Long-time employee Jacqueline Ford, who has been with the NSELC for over 15 years, can attest that this level of comfortability has not changed today.
“They know it's full of love, the teachers here are just like dropping them off to mom and dad,” Ford said. “We hold them, rock them, we give them lots of TLC.”
The school is now run by its third-ever director, Cheryl Howard, who also is an alum of the school herself. Her predecessors, Amanda Estes and Mary Jane Davis, were her teachers when she was in attendance as a little girl. Her mother attended the school, making her a legacy. Howard also sent her own daughter through the nursery school, and a family tradition continued.
She said while many things have changed, “the love for the children is still here and that is what Nora Stewart is known for.” She frequently refers to the learning center as a ‘hidden jewel’ but also compared it to a flower, “because when kids leave here, they blossom.”
The school’s motto is a homage to its rich cultural history, and its role in providing education to Columbia’s youngest students: “A proud past.
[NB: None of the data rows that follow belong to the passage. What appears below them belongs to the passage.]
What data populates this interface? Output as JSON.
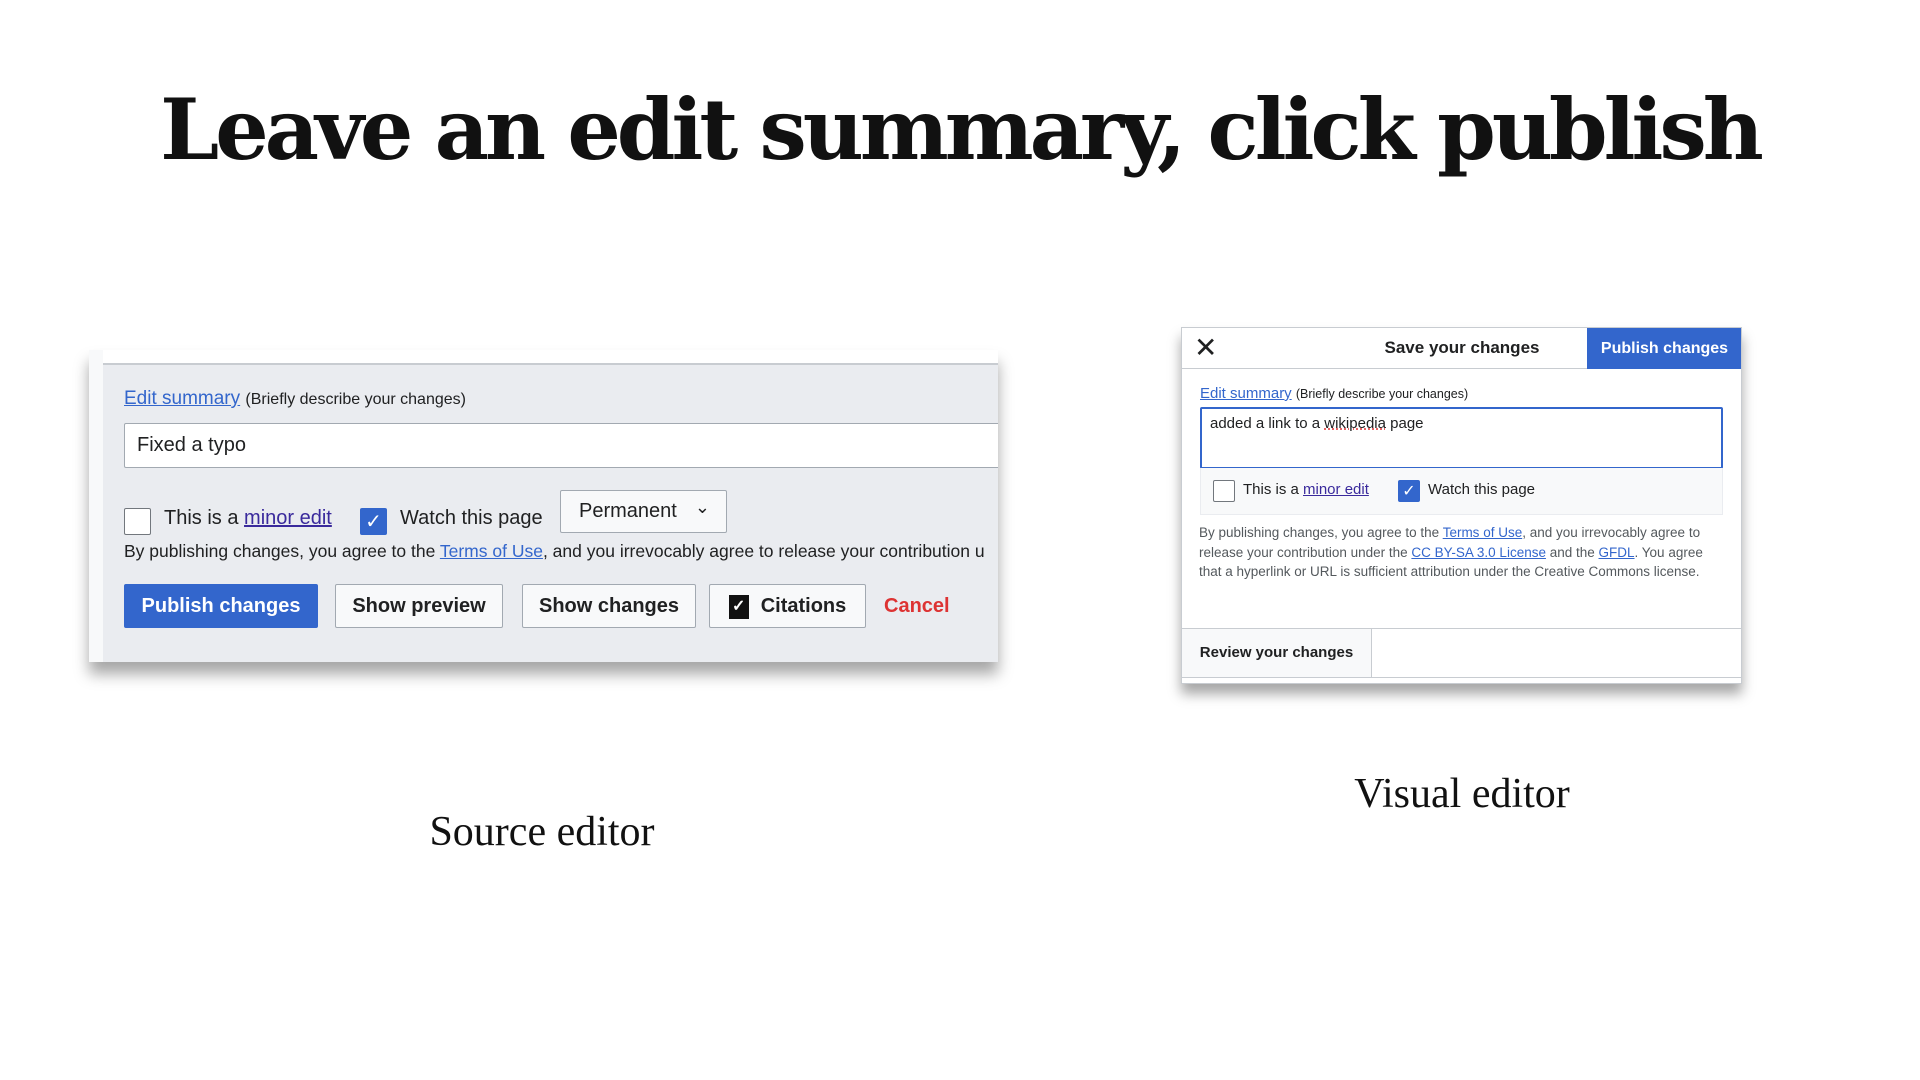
{
  "title": "Leave an edit summary, click publish",
  "captions": {
    "source": "Source editor",
    "visual": "Visual editor"
  },
  "source_editor": {
    "edit_summary_link": "Edit summary",
    "edit_summary_hint": "(Briefly describe your changes)",
    "summary_value": "Fixed a typo",
    "minor_prefix": "This is a ",
    "minor_link": "minor edit",
    "minor_checked": false,
    "watch_label": "Watch this page",
    "watch_checked": true,
    "watch_period": "Permanent",
    "terms_prefix": "By publishing changes, you agree to the ",
    "terms_link": "Terms of Use",
    "terms_suffix": ", and you irrevocably agree to release your contribution u",
    "buttons": {
      "publish": "Publish changes",
      "preview": "Show preview",
      "changes": "Show changes",
      "citations": "Citations",
      "cancel": "Cancel"
    }
  },
  "visual_editor": {
    "close_icon": "close-icon",
    "title": "Save your changes",
    "publish": "Publish changes",
    "edit_summary_link": "Edit summary",
    "edit_summary_hint": "(Briefly describe your changes)",
    "summary_parts": [
      "added a link to a ",
      "wikipedia",
      " page"
    ],
    "minor_prefix": "This is a ",
    "minor_link": "minor edit",
    "minor_checked": false,
    "watch_label": "Watch this page",
    "watch_checked": true,
    "terms": {
      "t1": "By publishing changes, you agree to the ",
      "l1": "Terms of Use",
      "t2": ", and you irrevocably agree to release your contribution under the ",
      "l2": "CC BY-SA 3.0 License",
      "t3": " and the ",
      "l3": "GFDL",
      "t4": ". You agree that a hyperlink or URL is sufficient attribution under the Creative Commons license."
    },
    "review": "Review your changes"
  },
  "colors": {
    "accent": "#3366cc",
    "cancel": "#dd3333"
  }
}
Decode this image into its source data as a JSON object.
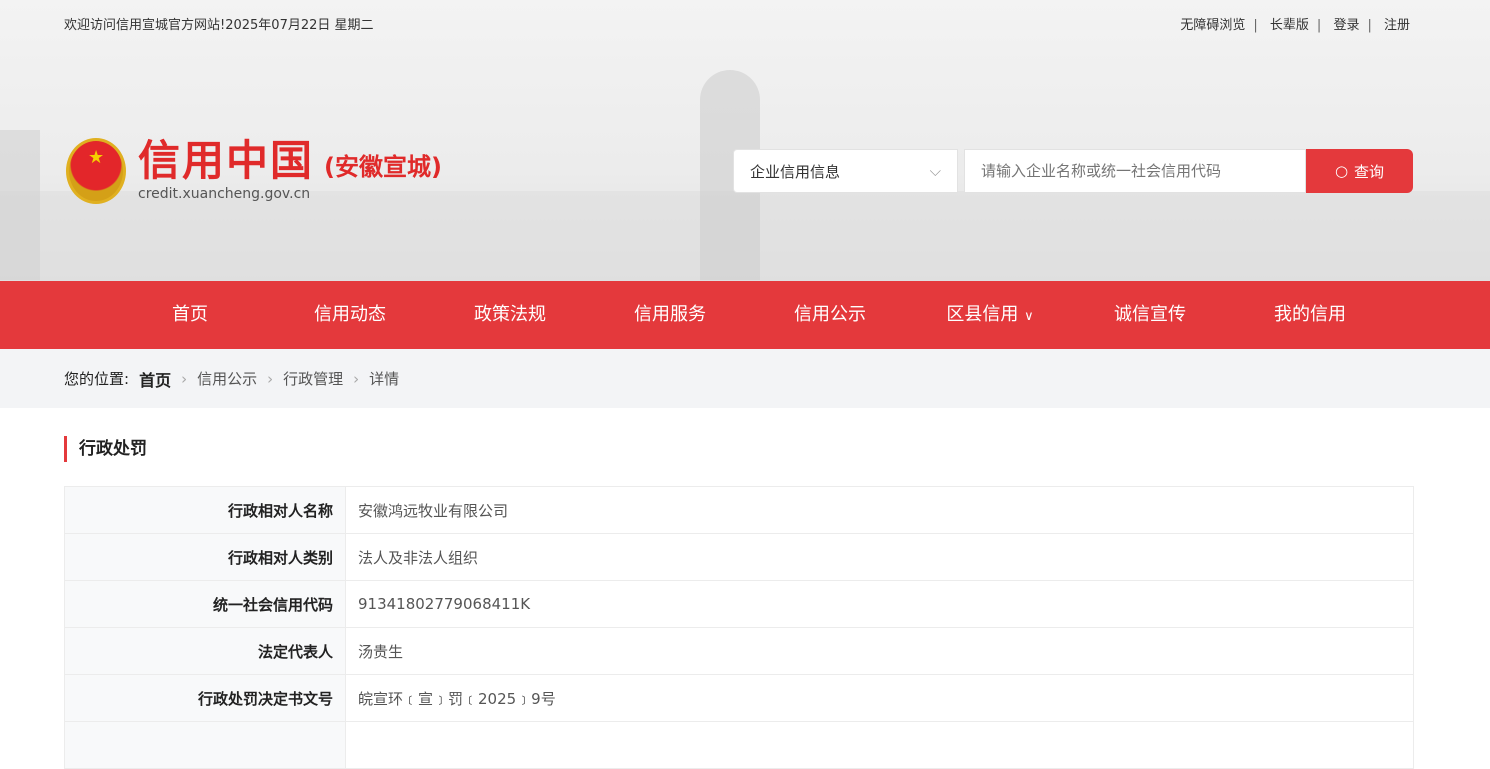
{
  "topbar": {
    "welcome": "欢迎访问信用宣城官方网站!",
    "date": "2025年07月22日 星期二",
    "links": [
      "无障碍浏览",
      "长辈版",
      "登录",
      "注册"
    ]
  },
  "logo": {
    "main": "信用中国",
    "sub": "(安徽宣城)",
    "url": "credit.xuancheng.gov.cn"
  },
  "search": {
    "select_value": "企业信用信息",
    "placeholder": "请输入企业名称或统一社会信用代码",
    "button": "查询"
  },
  "nav": [
    "首页",
    "信用动态",
    "政策法规",
    "信用服务",
    "信用公示",
    "区县信用",
    "诚信宣传",
    "我的信用"
  ],
  "breadcrumb": {
    "label": "您的位置:",
    "items": [
      "首页",
      "信用公示",
      "行政管理",
      "详情"
    ]
  },
  "section_title": "行政处罚",
  "rows": [
    {
      "k": "行政相对人名称",
      "v": "安徽鸿远牧业有限公司"
    },
    {
      "k": "行政相对人类别",
      "v": "法人及非法人组织"
    },
    {
      "k": "统一社会信用代码",
      "v": "91341802779068411K"
    },
    {
      "k": "法定代表人",
      "v": "汤贵生"
    },
    {
      "k": "行政处罚决定书文号",
      "v": "皖宣环﹝宣﹞罚﹝2025﹞9号"
    }
  ],
  "colors": {
    "accent": "#e4393c"
  }
}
A dynamic future.”
Ford believes the future is bright for the little ones who come and go from this daycare.
“We want these kids to be all they can be,” Ford said.
“Every child that walks through the doors of Nora Stewart, we see in them the potential to go on and do great things,” London said. “It really is incorporating the proud history where we came from and how we were able to succeed and survive, to where we keep moving forward to thrive for all of our kids.”
Howard takes pride in the fact that NSELC has been a Black-owned business in the community for nearly 90 years. The building is located in the historic Sharp End, a business district that thrived in Columbia's Black community in the 1900s through the 1960s.
“Not many businesses survive, we have and we will continue to survive,” she said. “We work a little harder to get our name out there and to continue on with business. And if we can survive and move forward, it is a proud feeling.”